Local (Utah/State News)
This story was published Feb. 25, 2014

SALT LAKE CITY (ABC 4 Utah) – After Columbine and before Sandy Hook a Utah school district made what some consider to be a drastic step in securing their schools; the Granite School District armed their school police officers with semi-automatic rifles.

The Granite School District is the only district in the state with its own police department; they employee 15 officers to watch over 92 schools. Their number one goal is to protect their students, and in order to really do that, the district says it needs to arm their officers with the same weapons the bad guys are using.

When Adam Lanza entered Sandy Hook Elementary school he was armed with a handgun and a semi-automatic riffle. In just 11 minutes 20 children and six adults were dead.

It’s a tragedy the Granite School District is doing everything to avoid, and it’s the reason why they’ve armed their school resource officers with 12 ar-15 rifles and 3 m-16s

Granite School District Spokesperson Ben Horsley told ABC 4 Utah, “I think our parents would be pleased to know that literally everything we can do to keep our kids safe is being done.”

In 2005, as part of the U.S Department of Defense’s 1033 program the school district acquired three surplus M-16s. The following year they equipped the rest of their officer’s with AR-15s.

“In a rapid response they’re not going to be waiting for backup they’re going to immediately go into the school and if they’re faced with a simple handgun or a shotgun against an AR-15 they’re going to be out gunned and that’s not going to help us save lives,” explained Horsley.

To see how the AR-15 differs from a hand gun or a riffle we went to the experts at Get Some Guns and Ammo.

Horsley said, “A shot gun is good for close proximity, a hand gun similar, but when you’re looking at taking out a potential suspect who’s running rampage in a school you need something more precise.”

The reaction from the public, on the other hand, is mixed.

“It’s ridiculous,” said Robert Valdez. “I don’t understand why a police officer needs to have an automatic weapon inside a school.”

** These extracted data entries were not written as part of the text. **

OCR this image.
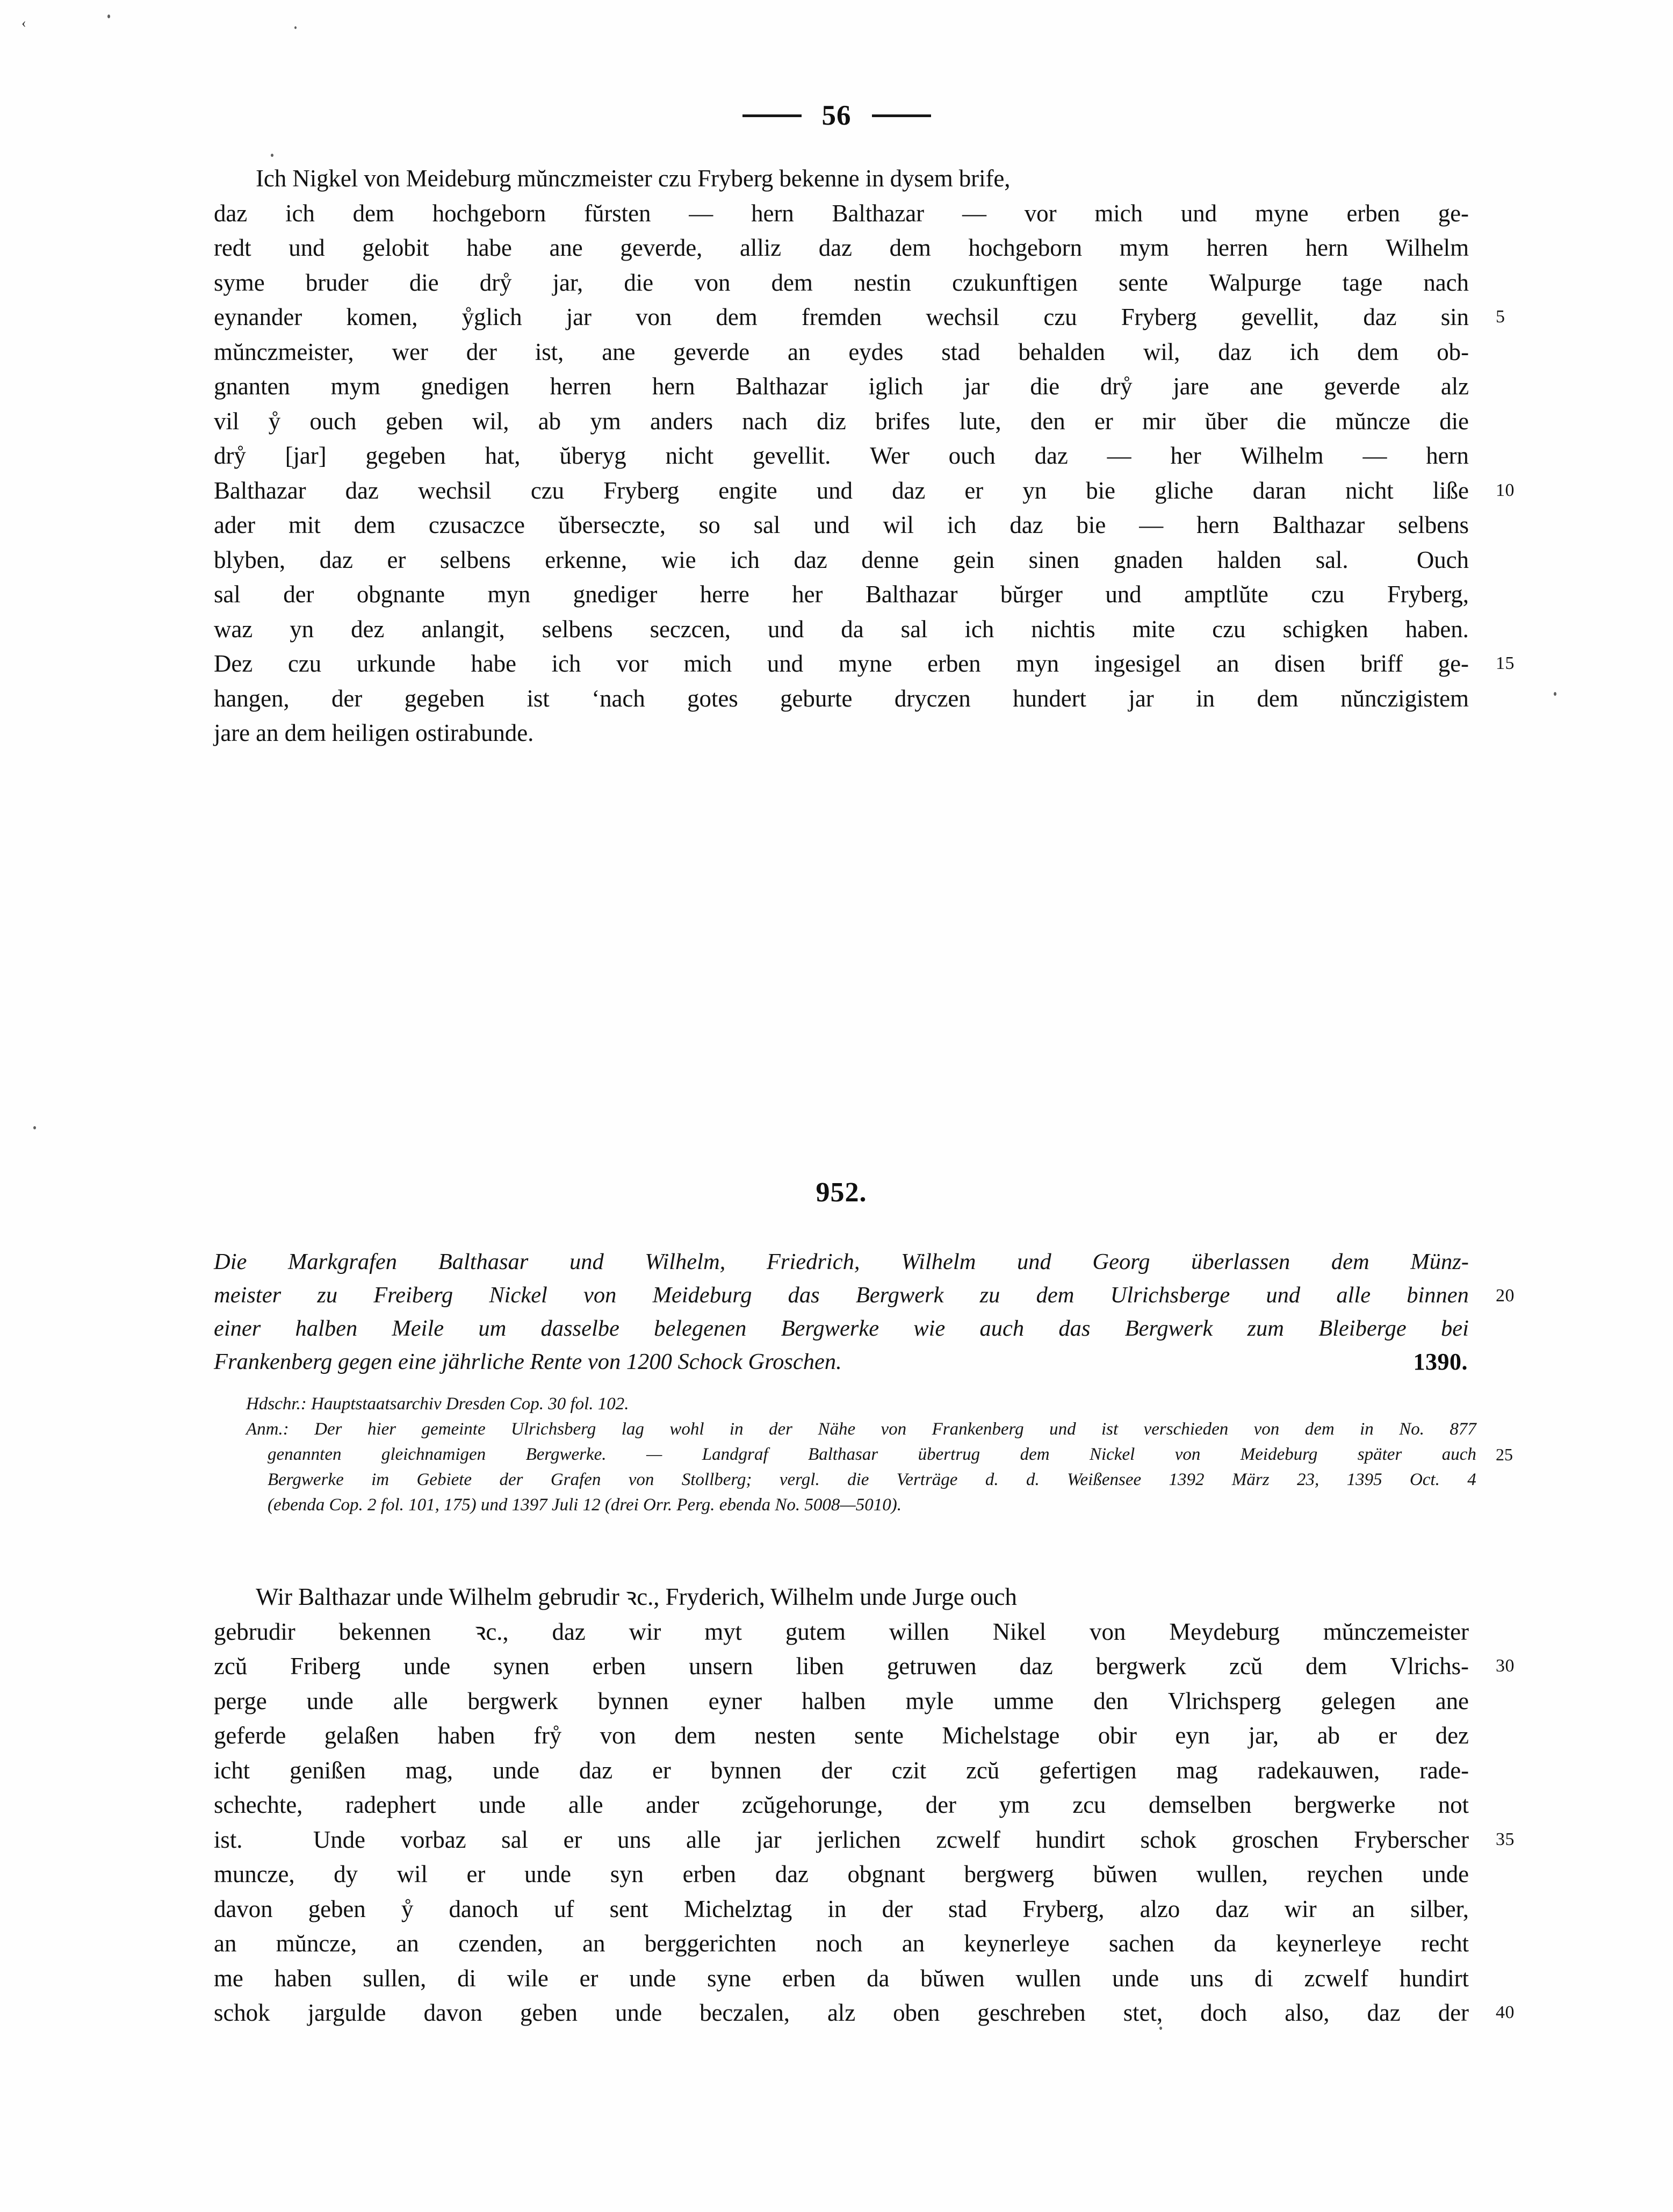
‹
56
Ich Nigkel von Meideburg mŭnczmeister czu Fryberg bekenne in dysem brife,
daz ich dem hochgeborn fŭrsten — hern Balthazar — vor mich und myne erben ge-
redt und gelobit habe ane geverde, alliz daz dem hochgeborn mym herren hern Wilhelm
syme bruder die drẙ jar, die von dem nestin czukunftigen sente Walpurge tage nach
eynander komen, ẙglich jar von dem fremden wechsil czu Fryberg gevellit, daz sin 5
mŭnczmeister, wer der ist, ane geverde an eydes stad behalden wil, daz ich dem ob-
gnanten mym gnedigen herren hern Balthazar iglich jar die drẙ jare ane geverde alz
vil ẙ ouch geben wil, ab ym anders nach diz brifes lute, den er mir ŭber die mŭncze die
drẙ [jar] gegeben hat, ŭberyg nicht gevellit. Wer ouch daz — her Wilhelm — hern
Balthazar daz wechsil czu Fryberg engite und daz er yn bie gliche daran nicht liße 10
ader mit dem czusaczce ŭberseczte, so sal und wil ich daz bie — hern Balthazar selbens
blyben, daz er selbens erkenne, wie ich daz denne gein sinen gnaden halden sal.	Ouch
sal der obgnante myn gnediger herre her Balthazar bŭrger und amptlŭte czu Fryberg,
waz yn dez anlangit, selbens seczcen, und da sal ich nichtis mite czu schigken haben.
Dez czu urkunde habe ich vor mich und myne erben myn ingesigel an disen briff ge- 15
hangen, der gegeben ist ʻnach gotes geburte dryczen hundert jar in dem nŭnczigistem
jare an dem heiligen ostirabunde.
952.
Die Markgrafen Balthasar und Wilhelm, Friedrich, Wilhelm und Georg überlassen dem Münz-
meister zu Freiberg Nickel von Meideburg das Bergwerk zu dem Ulrichsberge und alle binnen 20
einer halben Meile um dasselbe belegenen Bergwerke wie auch das Bergwerk zum Bleiberge bei
Frankenberg gegen eine jährliche Rente von 1200 Schock Groschen.	1390.
Hdschr.: Hauptstaatsarchiv Dresden Cop. 30 fol. 102.
Anm.: Der hier gemeinte Ulrichsberg lag wohl in der Nähe von Frankenberg und ist verschieden von dem in No. 877
genannten gleichnamigen Bergwerke. — Landgraf Balthasar übertrug dem Nickel von Meideburg später auch 25
Bergwerke im Gebiete der Grafen von Stollberg; vergl. die Verträge d. d. Weißensee 1392 März 23, 1395 Oct. 4
(ebenda Cop. 2 fol. 101, 175) und 1397 Juli 12 (drei Orr. Perg. ebenda No. 5008—5010).
Wir Balthazar unde Wilhelm gebrudir ꝛc., Fryderich, Wilhelm unde Jurge ouch
gebrudir bekennen ꝛc., daz wir myt gutem willen Nikel von Meydeburg mŭnczemeister
zcŭ Friberg unde synen erben unsern liben getruwen daz bergwerk zcŭ dem Vlrichs- 30
perge unde alle bergwerk bynnen eyner halben myle umme den Vlrichsperg gelegen ane
geferde gelaßen haben frẙ von dem nesten sente Michelstage obir eyn jar, ab er dez
icht genißen mag, unde daz er bynnen der czit zcŭ gefertigen mag radekauwen, rade-
schechte, radephert unde alle ander zcŭgehorunge, der ym zcu demselben bergwerke not
ist.	Unde vorbaz sal er uns alle jar jerlichen zcwelf hundirt schok groschen Fryberscher 35
muncze, dy wil er unde syn erben daz obgnant bergwerg bŭwen wullen, reychen unde
davon geben ẙ danoch uf sent Michelztag in der stad Fryberg, alzo daz wir an silber,
an mŭncze, an czenden, an berggerichten noch an keynerleye sachen da keynerleye recht
me haben sullen, di wile er unde syne erben da bŭwen wullen unde uns di zcwelf hundirt
schok jargulde davon geben unde beczalen, alz oben geschreben stet, doch also, daz der 40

Marc Friese told ABC 4 Utah, “I find that if criminals are going to have weapons I would feel safe if my kids had someone to protect them with the same kind of weapons.”

Matching fire power is exactly what the Granite School District Police Department is doing and they make no apologies for it.

“I want bad guys to know that we have those weapons. I want them to know that if they come into one of our schools that this is what they’re going to be faced with,” said Horsley.

In the nearly 10 years since they’ve had these weapons the district tells says their officers have never had to fire, but that doesn’t mean they wouldn’t be ready if ever they needed to  the officers are certified on their weapons twice annually.